Changes Made To Controversial Toll Bridge Plans

Friday, March 16th 2007, 5:00 pm
By: News On 6

There's talk again about a toll bridge connecting South Tulsa and Jenks across the Arkansas River. But instead of a private toll bridge, a city councilor wants to make it a public toll bridge. Councilor Bill Christiansen helped lead the fight against the private toll bridge. The News on 6’s Steve Berg reports now he and the south Tulsa residents who opposed it, are floating the idea of the public toll bridge.

The plan is basically identical to the one that was put forth by the private company, Infrastructure Ventures Incorporated. But instead of going into private pockets, the revenues, which could total $800 million over 75 years, would go the cities.
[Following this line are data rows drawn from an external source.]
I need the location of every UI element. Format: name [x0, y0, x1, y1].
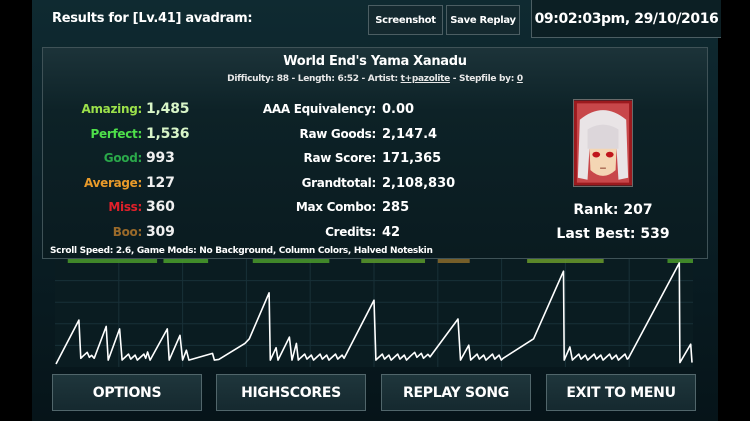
combo-line	[55, 262, 693, 365]
judgement-label: Good:	[103, 151, 143, 165]
stat-label: Grandtotal:	[301, 175, 377, 190]
stepfile-label: - Stepfile by:	[449, 74, 517, 84]
stat-value: 42	[382, 224, 401, 240]
difficulty-length: Difficulty: 88 - Length: 6:52 - Artist:	[227, 74, 401, 84]
judgement-value: 309	[146, 223, 175, 240]
stepfile-author-link[interactable]: 0	[516, 74, 523, 84]
judgement-row: Good: 993	[43, 150, 175, 172]
judgement-label: Amazing:	[81, 102, 142, 116]
stat-label: Max Combo:	[295, 200, 376, 214]
stat-label: Raw Goods:	[299, 126, 377, 141]
judgement-row: Amazing: 1,485	[43, 101, 189, 123]
results-screen: Results for [Lv.41] avadram: Screenshot …	[32, 0, 721, 421]
stat-value: 2,147.4	[382, 126, 438, 142]
song-title: World End's Yama Xanadu	[283, 54, 467, 69]
stat-row: Grandtotal: 2,108,830	[43, 175, 456, 198]
rank-text: Rank: 207	[573, 202, 653, 218]
stat-row: Raw Goods: 2,147.4	[43, 126, 438, 149]
results-panel: World End's Yama Xanadu Difficulty: 88 -…	[42, 47, 708, 259]
game-mods-text: Scroll Speed: 2.6, Game Mods: No Backgro…	[50, 246, 433, 256]
exit-to-menu-button[interactable]: EXIT TO MENU	[546, 374, 696, 411]
judgement-value: 1,485	[146, 101, 190, 117]
judgement-strip-segment	[361, 259, 426, 263]
artist-link[interactable]: t+pazolite	[400, 74, 451, 84]
judgement-value: 127	[146, 174, 175, 191]
judgement-row: Perfect: 1,536	[43, 125, 190, 148]
judgement-row: Miss: 360	[43, 199, 175, 221]
judgement-label: Perfect:	[90, 126, 143, 141]
last-best-text: Last Best: 539	[556, 226, 670, 242]
judgement-row: Boo: 309	[43, 224, 175, 246]
judgement-value: 360	[146, 199, 175, 215]
judgement-strip-segment	[437, 259, 470, 263]
stat-row: Credits: 42	[43, 225, 400, 247]
song-meta: Difficulty: 88 - Length: 6:52 - Artist: …	[43, 74, 707, 84]
judgement-strip-segment	[667, 259, 693, 263]
stat-value: 285	[382, 200, 410, 215]
judgement-strip-segment	[527, 259, 604, 263]
judgement-strip-segment	[163, 259, 209, 263]
stat-label: Credits:	[325, 224, 376, 239]
stat-value: 2,108,830	[382, 175, 456, 191]
results-title: Results for [Lv.41] avadram:	[52, 11, 253, 26]
judgement-row: Average: 127	[43, 175, 175, 197]
judgement-value: 993	[146, 150, 175, 166]
judgement-label: Average:	[84, 175, 142, 190]
stat-label: Raw Score:	[303, 151, 377, 165]
save-replay-button[interactable]: Save Replay	[446, 5, 520, 35]
stat-row: Max Combo: 285	[43, 200, 409, 222]
timestamp: 09:02:03pm, 29/10/2016	[531, 0, 721, 38]
judgement-strip-segment	[252, 259, 330, 263]
stat-label: AAA Equivalency:	[262, 102, 376, 116]
judgement-value: 1,536	[146, 125, 190, 142]
replay-song-button[interactable]: REPLAY SONG	[381, 374, 531, 411]
combo-graph	[55, 259, 693, 367]
highscores-button[interactable]: HIGHSCORES	[216, 374, 366, 411]
options-button[interactable]: OPTIONS	[52, 374, 202, 411]
player-avatar	[573, 99, 633, 187]
judgement-strip-segment	[67, 259, 158, 263]
stat-row: Raw Score: 171,365	[43, 151, 442, 173]
stat-row: AAA Equivalency: 0.00	[43, 102, 414, 124]
screenshot-button[interactable]: Screenshot	[368, 5, 443, 35]
judgement-label: Miss:	[108, 200, 142, 214]
stat-value: 0.00	[382, 102, 415, 117]
stat-value: 171,365	[382, 151, 442, 166]
judgement-label: Boo:	[112, 224, 143, 239]
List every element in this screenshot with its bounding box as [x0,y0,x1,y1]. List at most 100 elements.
"It will improve infrastructure, and as a result, improve quality of life issue for all, and it's for all of Tulsa,” said Tulsa City Councilor Bill Christiansen. “It's not just for south Tulsa. It really would be for all of Tulsa, all infrastructure needs in Tulsa."

This proposal puts the north end of the bridge farther west than earlier proposals, on Riverside Drive, which is important to the South Tulsa citizens. The bridge itself would cost about $35 million; the $800 million in tolls would be split between Tulsa and Jenks according to population, so Tulsa would get the bulk of that.

The question is how many people would be willing to pay the toll, which they say would start at around a dollar per crossing.

"I don't think it's a bad way to go, because it's not a tax increase it's just a user fee,” Christiansen said. “And I think it's reasonable. And I think it would spur a positive thing. It would spur economic development on both sides of the river, which ultimately increases all of our tax bases with additional revenues."

On the other side of the river though is Jenks, which is still being sued by the South Tulsa Citizens Coalition for its contract with the private bridge-builder.

"I'd like to be positive about it and say once the lawsuit is ruled on, I hope that we can all come together and work on some common ground and do what's right for both communities, but I really don't know," Michael Covey with the South Tulsa Citizens Coalition said.

That lawsuit could be ruled on sometime in the next couple of week. We talked to Jenks mayor Vic Vreeland and asked him about this new proposal. He says he doesn't know enough about it yet to make a decision, but he says he would "not" support financing the bridge with revenue bonds, which is the current plan.